In the U.S.A., there are currently six FDA-approved permanent vena cava filters with different shapes, configurations, sizes and materials. They include the stainless steel Greenfield filter (Boston Scientific, Natick, Mass.), the Bird's Nest filter (Cook, Bloomington, Ind.), the Simon Nitinol Filter (Bard, Tempe, Ariz.), the TrapEase filter (Cordis, Miami Lakes, Fla.), the Vena-Tech filter (B. Braun Medical, Evanston, Ill.) and the G2 filter (Bard, Tempe, Ariz.). There are only two FDA-approved retrievable vena cava filters: the Gunter-Tulip filter (Cook, Bloomington, Ind.) and the OptEase filter (Cordis, Miami Lakes, Fla.). Corriere M, et al. Vena cava filters: an update. Future Cardiol. 2(6): 695-707 (2006).

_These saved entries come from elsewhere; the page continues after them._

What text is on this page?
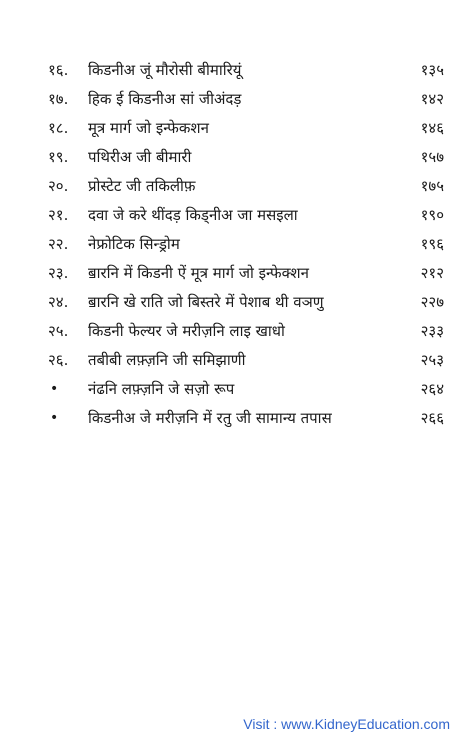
१६. किडनीअ जूं मौरोसी बीमारियूं	१३५
१७. हिक ई किडनीअ सां जीअंदड़	१४२
१८. मूत्र मार्ग जो इन्फेकशन	१४६
१९. पथिरीअ जी बीमारी	१५७
२०. प्रोस्टेट जी तकिलीफ़	१७५
२१. दवा जे करे थींदड़ किड्नीअ जा मसइला	१९०
२२. नेफ्रोटिक सिन्ड्रोम	१९६
२३. ॿारनि में किडनी ऐं मूत्र मार्ग जो इन्फेक्शन	२१२
२४. ॿारनि खे राति जो बिस्तरे में पेशाब थी वञणु	२२७
२५. किडनी फेल्यर जे मरीज़नि लाइ खाधो	२३३
२६. तबीबी लफ़्ज़नि जी समिझाणी	२५३
• नंढनि लफ़्ज़नि जे सज़ो रूप	२६४
• किडनीअ जे मरीज़नि में रतु जी सामान्य तपास	२६६
Visit : www.KidneyEducation.com
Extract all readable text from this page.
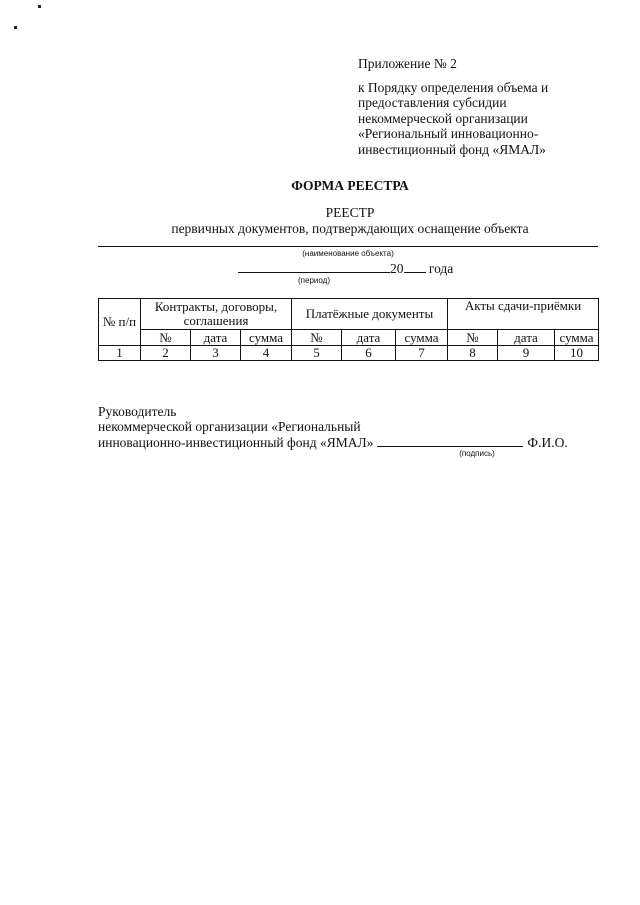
Приложение № 2
к Порядку определения объема и
предоставления субсидии
некоммерческой организации
«Региональный инновационно-
инвестиционный фонд «ЯМАЛ»
ФОРМА РЕЕСТРА
РЕЕСТР
первичных документов, подтверждающих оснащение объекта
(наименование объекта)
20 года
(период)
№ п/п	Контракты, договоры, соглашения			Платёжные документы			Акты сдачи-приёмки		
	№	дата	сумма	№	дата	сумма	№	дата	сумма
1	2	3	4	5	6	7	8	9	10
Руководитель
некоммерческой организации «Региональный
инновационно-инвестиционный фонд «ЯМАЛ»	Ф.И.О.
(подпись)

Retrievable vena cava filters are designed with specific features, so depending on the individual situation, they may either be left in the vessel permanently or be retrieved. While the versatility of retrievable filters makes them favorable options, in clinical practice, a large number of the retrievable filters are prone to migration and tilt. Filters have been reported to migrate to the heart, pulmonary vasculature, and distally, along with subsequent vascular perforation due to filter strut extrusion. Cunliffe C, et al. A fatal complication of a vena cava filter associated with pulmonary thromboembolism. Am. J. Forensic. Med. Pathol. 29: 173-176 (2008). Filter tilt seriously reduces the filtering efficiency. The tilt of greater than 14 degrees from the longitudinal axis is considered to be associated with the increased incidence of recurrent PE. Joels C, et al. Complications of inferior vena cava filters. Am Surg. 69:654-659 (2003). The migration or tilt further makes it difficult or impossible to retrieve the filter.
It is, therefore, desired to develop a retrievable vena cava filter that has high filtering capacity with no impedance to flow, is securely fixed on the vena cava wall (non-migrating and non-tilting), and can be easily retrieved. It is also advantageous to develop a retrievable filter than can be deployed at the patient's bedside without the need of fluoroscopy.